Bestes Beispiel ist die novellierte Raumordnungsgesetzgebung des Landes. Die Landesregierung behindert mit ihrem starren Vorgehen die Entwicklung von Grund- und Mittelzentren und greift in weiten Teilen völlig unnötig in die kommunale Gestaltungsfreiheit ein.

(Möhrmann [SPD]: Wo denn? An welcher Stelle denn? - Bartels [SPD]: Nennen Sie Ross und Reiter!)
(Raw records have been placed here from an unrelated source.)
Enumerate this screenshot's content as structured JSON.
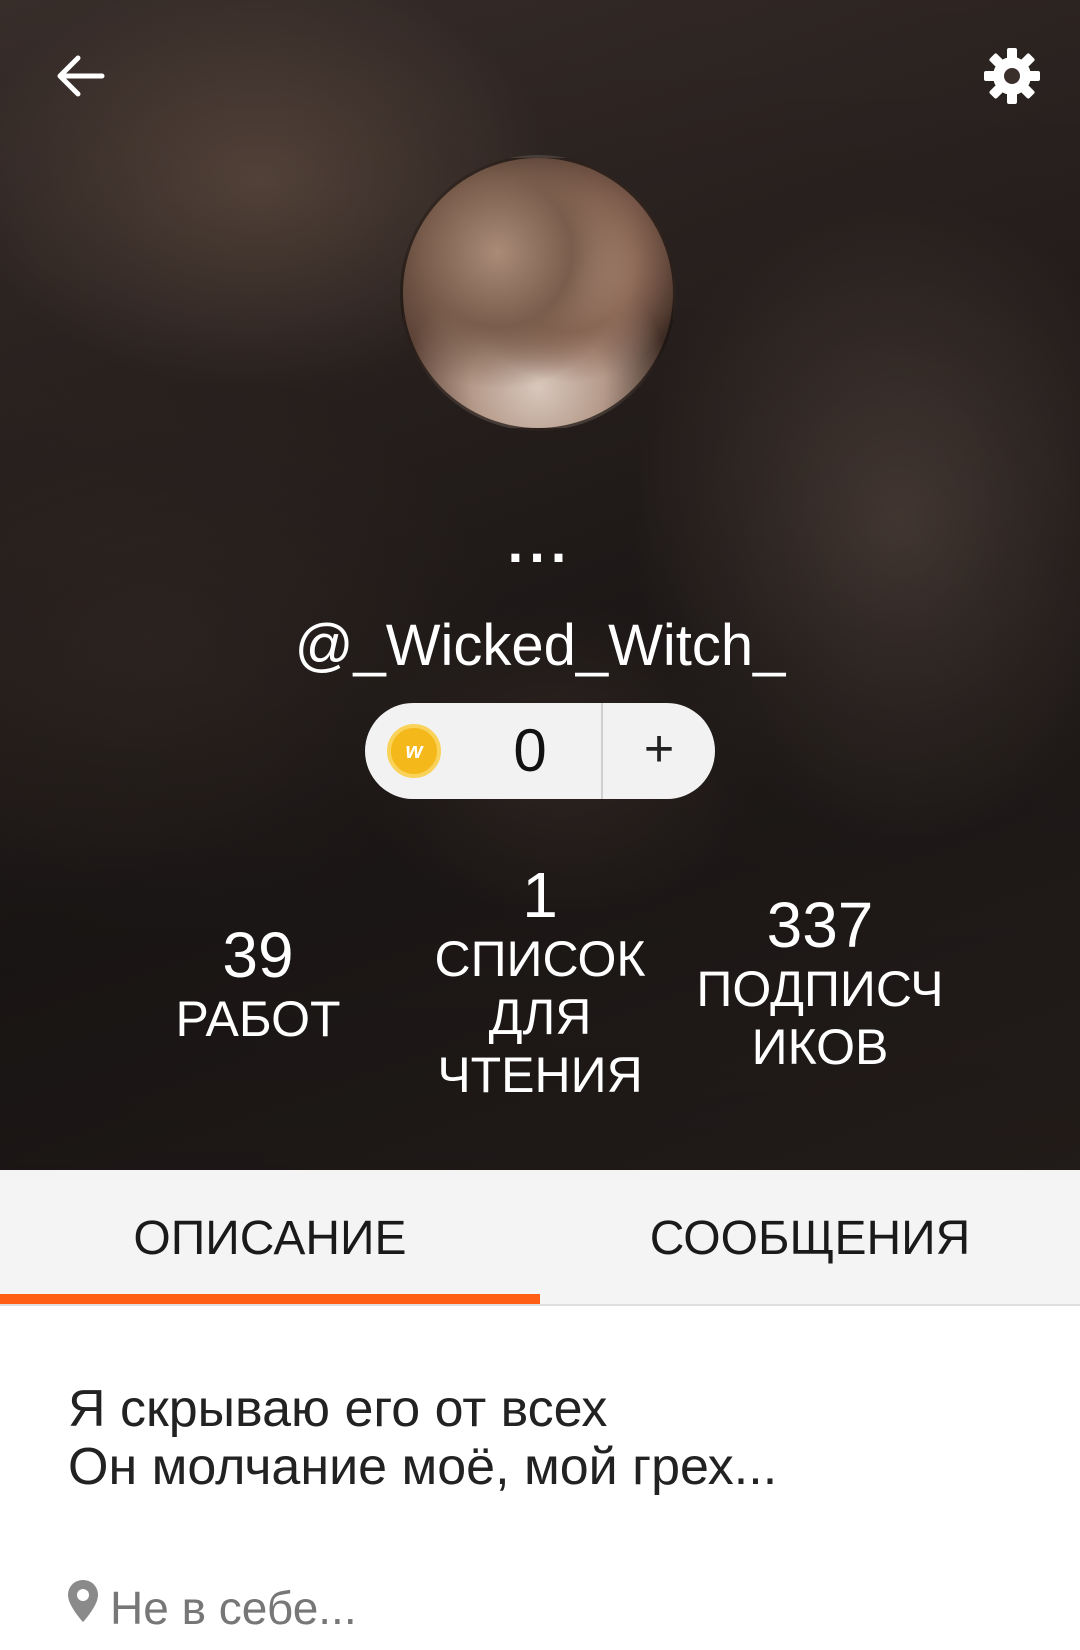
{
  "header": {
    "display_name": "...",
    "username": "@_Wicked_Witch_",
    "back_icon": "arrow-left-icon",
    "settings_icon": "gear-icon"
  },
  "coins": {
    "icon": "wattpad-coin-icon",
    "count": "0",
    "add_label": "+"
  },
  "stats": {
    "works": {
      "value": "39",
      "label": "РАБОТ"
    },
    "reading_lists": {
      "value": "1",
      "label_lines": [
        "СПИСОК",
        "ДЛЯ",
        "ЧТЕНИЯ"
      ]
    },
    "followers": {
      "value": "337",
      "label_lines": [
        "ПОДПИСЧ",
        "ИКОВ"
      ]
    }
  },
  "tabs": [
    {
      "label": "ОПИСАНИЕ",
      "active": true
    },
    {
      "label": "СООБЩЕНИЯ",
      "active": false
    }
  ],
  "about": {
    "lines": [
      "Я скрываю его от всех",
      "Он молчание моё, мой грех..."
    ],
    "location": "Не в себе..."
  },
  "colors": {
    "accent": "#ff5e14",
    "coin": "#f5b81a",
    "tab_bg": "#f5f4f4"
  }
}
Meine Damen und Herren, das Bundesverfassungsgericht hat 1999 in einem Grundsatzurteil zum Länderfinanzausgleich festgestellt:

„Die Fläche bedarf der besonderen Förderung. Bei der Verteilung der Finanzmittel sind die besonderen Be

dingungen des ländlichen Raumes zu berücksichtigen, die aus seiner Größe und aus seiner verhältnismäßig geringen Einwohnerzahl resultieren.“

Trotz dieser eindeutigen Richtungsaussage des Bundesverfassungsgerichts werden heute immer noch die Einwohner der Großstädte bei der Finanzverteilung höher gewichtet als die Einwohner im ländlichen Raum.

(Möhrmann [SPD]: Was hat denn der Staatsgerichtshof dazu gesagt, Herr Kollege? - Mühe [SPD]: 25. Mai, Ur- teil des Staatsgerichtshofs!)

- Ich habe leider nicht die Zeit, um mich mit Ihnen in einem längeren Dialog auseinander zu setzen. Das würde ich sonst gerne machen.

Wenn man so will, sind die Einwohner in der Großstadt mehr wert als die Einwohner in der Fläche.

(Beifall bei der CDU - Lanclée [SPD]: Das stimmt doch gar nicht!)

Denn mit der so genannten Einwohnerspreizung wird der Einwohner in der Landeshauptstadt z. B. mit 180 %, der Einwohner in kleineren Städten und Gemeinden aber nur mit 100 % gewichtet. Dadurch fließt mehr Geld in die Zentren als in den ländlichen Raum,

(Lanclée [SPD]: Das stimmt doch überhaupt nicht!)

obgleich dort deutlich höhere Kosten entstehen: höhere Kosten beim Abwasser, höhere Kosten durch das Mehr an Straßenfläche, höhere Kosten bei der Schulversorgung.

(Mühe [SPD]: Können Sie mal erklä- ren, warum so viele Menschen aufs Land ziehen?)

Das dritte Bückeburger Urteil zum kommunalen Finanzausgleich stellt fest, Herr Mühe: Das Land kann durchaus einen Flächenansatz wählen, um den ländlichen Raum gerechter zu berücksichtigen. Genau das ist die Aufgabe der Politik und des Landtages: endlich die Bevorzugung der Großstädte durch die Einwohnerspreizung aufzugeben und den Mehrbelastungen der Städte und Gemeinden in der Fläche Rechnung zu tragen.

(Beifall bei der CDU)

Damit das auch klar ist: Wir wollen das nicht nur für die Ordnungsräume, also die Ballungszentren unseres Landes, sondern auch für die ländlichen Räume. Wir wollen eine gleichwertige Entwicklung beider Bereiche in unserem Land. Kein Bereich soll und darf sich auf Kosten und Lasten anderer Bereiche entwickeln. Das ist das Ergebnis der Anhörung, die Bestandteil unserer Antragsberatung gewesen ist.

Seit acht Jahren, meine Damen und Herren, kürzt die SPD die Finanzmasse des kommunalen Finanzausgleichs - jedes Jahr um 0,5 Milliarden Euro.

(Mühe [SPD]: Solch einen Quatsch habe ich überhaupt noch nicht ge- hört!)